Despite the important contribution of this study, there are some limitations that should be acknowledged. First, this study responds to one of the suggestions by Rosellini and Brown (
2019) that validation should be done with a significant sample of participants from the nonclinical community. However, despite its advantage, our sample is also a limitation. The replication of this study in a clinical sample, particularly of patients with a diagnosis of EDs or other mental health problems, would be of particular value. Second, as part of the precision studies, we did not assess the instrument’s test-retest reliability. In future studies, it would be important to evaluate the temporal stability of the MEDI as well as its sensitivity to change in the context of treatment. The use of a convenience (self-selected) sample and online recruitment should also be noted. It is possible that these factors may have contributed to a higher incidence of younger individuals as well as individuals with higher education and internet access, which may have introduced biases that compromise the generalization of these results.

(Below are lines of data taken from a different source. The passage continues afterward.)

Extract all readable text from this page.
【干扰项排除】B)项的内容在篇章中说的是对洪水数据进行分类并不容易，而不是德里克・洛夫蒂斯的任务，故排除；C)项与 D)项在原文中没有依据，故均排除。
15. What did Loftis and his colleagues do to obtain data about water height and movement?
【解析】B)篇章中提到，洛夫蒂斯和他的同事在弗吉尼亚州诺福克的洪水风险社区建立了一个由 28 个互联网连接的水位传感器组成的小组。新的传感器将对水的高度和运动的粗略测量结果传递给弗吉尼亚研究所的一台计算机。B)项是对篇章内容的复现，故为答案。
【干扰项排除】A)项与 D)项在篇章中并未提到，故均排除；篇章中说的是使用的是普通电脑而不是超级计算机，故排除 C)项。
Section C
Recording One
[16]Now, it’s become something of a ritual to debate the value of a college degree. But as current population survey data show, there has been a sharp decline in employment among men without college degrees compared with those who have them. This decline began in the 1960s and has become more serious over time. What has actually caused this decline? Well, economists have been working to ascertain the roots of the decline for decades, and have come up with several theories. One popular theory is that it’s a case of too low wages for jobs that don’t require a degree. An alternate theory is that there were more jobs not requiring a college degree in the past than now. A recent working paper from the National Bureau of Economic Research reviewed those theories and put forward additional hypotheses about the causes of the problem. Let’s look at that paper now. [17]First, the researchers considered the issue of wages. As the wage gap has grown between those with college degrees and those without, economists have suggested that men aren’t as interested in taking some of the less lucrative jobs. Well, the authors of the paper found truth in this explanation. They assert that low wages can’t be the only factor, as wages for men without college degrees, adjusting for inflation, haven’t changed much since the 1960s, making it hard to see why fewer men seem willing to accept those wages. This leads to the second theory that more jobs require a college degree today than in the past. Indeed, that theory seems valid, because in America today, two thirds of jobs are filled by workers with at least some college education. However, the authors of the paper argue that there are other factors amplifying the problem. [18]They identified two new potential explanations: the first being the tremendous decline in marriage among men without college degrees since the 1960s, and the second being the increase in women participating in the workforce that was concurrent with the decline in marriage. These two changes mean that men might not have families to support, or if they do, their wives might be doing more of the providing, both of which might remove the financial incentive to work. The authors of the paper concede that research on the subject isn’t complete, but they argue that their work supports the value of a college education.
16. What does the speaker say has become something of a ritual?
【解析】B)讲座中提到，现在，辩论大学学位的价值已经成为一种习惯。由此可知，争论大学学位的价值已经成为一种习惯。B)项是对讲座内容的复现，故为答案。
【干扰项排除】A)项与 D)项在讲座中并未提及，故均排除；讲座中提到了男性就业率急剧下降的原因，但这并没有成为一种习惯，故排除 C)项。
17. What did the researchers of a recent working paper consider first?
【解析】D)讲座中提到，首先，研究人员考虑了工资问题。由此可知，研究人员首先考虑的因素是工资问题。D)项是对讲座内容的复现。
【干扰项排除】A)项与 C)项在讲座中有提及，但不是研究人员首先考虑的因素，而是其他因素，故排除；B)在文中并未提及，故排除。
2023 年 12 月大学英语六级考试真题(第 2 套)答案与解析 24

With the results of this study, we can conclude that the European Portuguese validation study of the MEDI provides solid support for this inventory and for its practical use in clinical settings. Our findings demonstrate that this instrument is an efficient and valid assessment of the nine dimensions and phenotypes of EDs proposed by Brown and Barlow (
2009). In addition to this efficient assessment, the MEDI is a useful tool for research as well as for more general clinical purposes. For example, the strong support for convergent validity demonstrates that it is possible to use the MEDI to replace long (and multiple) questionnaires to assess the constructs covered by the MEDI. In addition, as noted by Rosellini and Brown (
2019), its use would bridge the difficulty associated with decisions that must be made by mental health professionals regarding which self-report instruments to use since a measure such as the MEDI can assess a broad range of dimensions associated with EDs. Thus, the MEDI has important benefits for researchers, clinicians in mental health care and patients because it enhances standardized outcomes and decreases the amount of time spent on clinical assessments. Finally, as also underscored by Rossellini and Brown (2014), the confluence of dimensional indicators and related categorical profiles may also serve as a valuable complement to the categorical diagnosis, which still has strong roots in current healthcare systems.